Depois de O Som do Silêncio (2019) ressoar nas grandes premiações, incluindo seis indicações ao Oscar, outro filme sobre surdez se faz ouvir no burburinho rumo à estatueta dourada concedida pela Academia de Hollywood (leia mais ao fim do texto). É No Ritmo do Coração (2021), da cineasta estadunidense Siân Heder, disponível para aluguel ou compra na Apple TV, no Google Play e no YouTube.
CODA, o título original, é a sigla de Child of Deaf Adults, filho de pais surdos. Trata-se da versão de uma comédia dramática francesa, A Família Bélier (2014). A premissa é a mesma, trocando uma fazenda por uma cidade pesqueira: única ouvinte e falante entre os Rossi, a adolescente Ruby (papel de Emilia Jones, a Kinsey da série Locke & Key) serve de intérprete nos negócios e em tarefas cotidianas. Ela se sente excluída tanto em casa quanto na escola, por causa da classe social e pela condição familiar. Atraída por um colega de escola que canta, Miles (Ferdia Walsh-Peelo, o Alfred do seriado Vikings), resolve se inscrever nas aulas do coral comandado pelo professor Bernardo Villalobos (o mexicano Eugenio Derbez, equilibrando humor, rabugice e ternura). A situação acabará criando um dilema doloroso para Ruby, abrindo portas para temas como amadurecimento e pertencimento. Também convida à empatia — você já parou para pensar em como a música é percebida pelos surdos? Ou melhor ainda: já se colocou no lugar de alguém impedido de participar das animadas conversas de seu grupo de amigos/colegas?

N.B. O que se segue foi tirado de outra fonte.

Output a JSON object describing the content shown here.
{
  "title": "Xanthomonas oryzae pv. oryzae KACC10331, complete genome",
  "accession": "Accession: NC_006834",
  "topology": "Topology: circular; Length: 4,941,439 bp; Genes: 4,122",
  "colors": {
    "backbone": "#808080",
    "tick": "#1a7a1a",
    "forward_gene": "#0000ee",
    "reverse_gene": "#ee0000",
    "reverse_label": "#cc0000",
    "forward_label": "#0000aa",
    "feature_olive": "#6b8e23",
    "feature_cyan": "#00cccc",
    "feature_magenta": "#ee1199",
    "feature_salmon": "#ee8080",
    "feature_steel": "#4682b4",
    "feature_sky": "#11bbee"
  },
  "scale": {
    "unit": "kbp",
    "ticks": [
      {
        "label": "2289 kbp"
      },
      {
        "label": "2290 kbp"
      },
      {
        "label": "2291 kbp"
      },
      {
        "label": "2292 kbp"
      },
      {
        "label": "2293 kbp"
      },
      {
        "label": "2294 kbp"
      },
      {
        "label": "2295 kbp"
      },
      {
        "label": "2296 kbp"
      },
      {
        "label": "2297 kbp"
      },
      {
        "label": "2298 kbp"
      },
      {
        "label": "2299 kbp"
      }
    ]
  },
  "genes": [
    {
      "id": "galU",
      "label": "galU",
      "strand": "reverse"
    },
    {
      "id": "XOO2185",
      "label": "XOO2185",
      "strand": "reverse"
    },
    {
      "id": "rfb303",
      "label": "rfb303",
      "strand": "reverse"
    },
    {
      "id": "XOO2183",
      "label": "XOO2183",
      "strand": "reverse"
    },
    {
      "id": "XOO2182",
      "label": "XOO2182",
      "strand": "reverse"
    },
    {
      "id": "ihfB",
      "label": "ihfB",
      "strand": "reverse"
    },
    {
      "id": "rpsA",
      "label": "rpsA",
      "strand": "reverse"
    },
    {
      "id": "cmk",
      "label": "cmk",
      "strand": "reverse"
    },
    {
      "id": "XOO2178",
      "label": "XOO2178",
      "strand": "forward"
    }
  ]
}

Refilmagens de obras tão recentes parecem só existir por causa da resistência dos espectadores estadunidenses às legendas, mas neste caso vale dizer que, além da troca de pérolas do cancioneiro francês por joias em inglês como You're All I Need to Get By (de Marvin Gaye e Tammi Terrell) e Both Sides Now (de Joni Mitchell), há um significativo avanço em termos de representatividade. No original francês, os personagens com deficiência auditiva eram interpretados por atores que escutam. Em No Ritmo do Coração, são surdos Troy Kotsur, que encarna o pai de Ruby, Frank Rossi, Marlee Matlin, vencedora do Oscar de melhor atriz por Filhos do Silêncio (1986), que faz a mãe, Jackie, e Daniel Durant, que é Leo, o irmão mais velho.
No Ritmo do Coração rima inclusão com emoção e até com diversão. A diretora e o elenco conseguem dosar comédia e drama, a ponto de, por vezes, não sabermos se estamos chorando de tristeza ou de alegria. Ou até das duas coisas ao mesmo tempo (vide algumas cenas entre Ruby e seu pai). Certo é que este é um filme de encher os olhos — e os ouvidos: Emilia Jones arrepia como atriz e também como cantora.
Presença nas premiações
No início de fevereiro, No Ritmo do Coração abriu uma temporada muito fora da curva: diretoras ganharam vários dos principais troféus do cinema. O filme de Siân Heder recebeu quatro no Festival de Sundance: o de direção, o Grande Prêmio do Júri, o do público e um especial para o elenco. Também entrou na lista dos 10 melhores filmes de 2021 pelo American Film Institute e disputa no dia 9 de janeiro dois Globos de Ouro: melhor drama e ator coadjuvante (Troy Kotsur).
Depois do triunfo de No Ritmo do Coração em Sundance, vieram os Oscar de melhor filme e direção para Nomadland, da chinesa radicada nos Estados Unidos Chloé Zhao, a Palma de Ouro no Festival de Cannes para Titane, da francesa Julia Ducournau, e o Leão de Ouro em Veneza para O Acontecimento, realizado por outra cineasta da França, Audrey Diwan. A mostra italiana também concedeu o Leão de Prata para a neozelandesa Jane Campion, por Ataque dos Cães.
No final de novembro, A Filha Perdida dominou o Gotham Awards, destinado a produções com orçamento de até US$ 35 milhões: melhor filme, o Bingham Ray para diretores estreantes (a atriz Maggie Gyllenhaal), roteiro e atuação principal (Olivia Colman). O Gotham também laureou dois atores de No Ritmo do Coração: Emilia Jones, como revelação, e Troy Kotsur, como coadjuvante. Vale colocar na lista de conquistas femininas o primeiro lugar de First Cow: A Primeira Vaca da América, da estadunidense Kelly Reichardt, no top 10 da conceituada revista francesa Cahiers du Cinèma.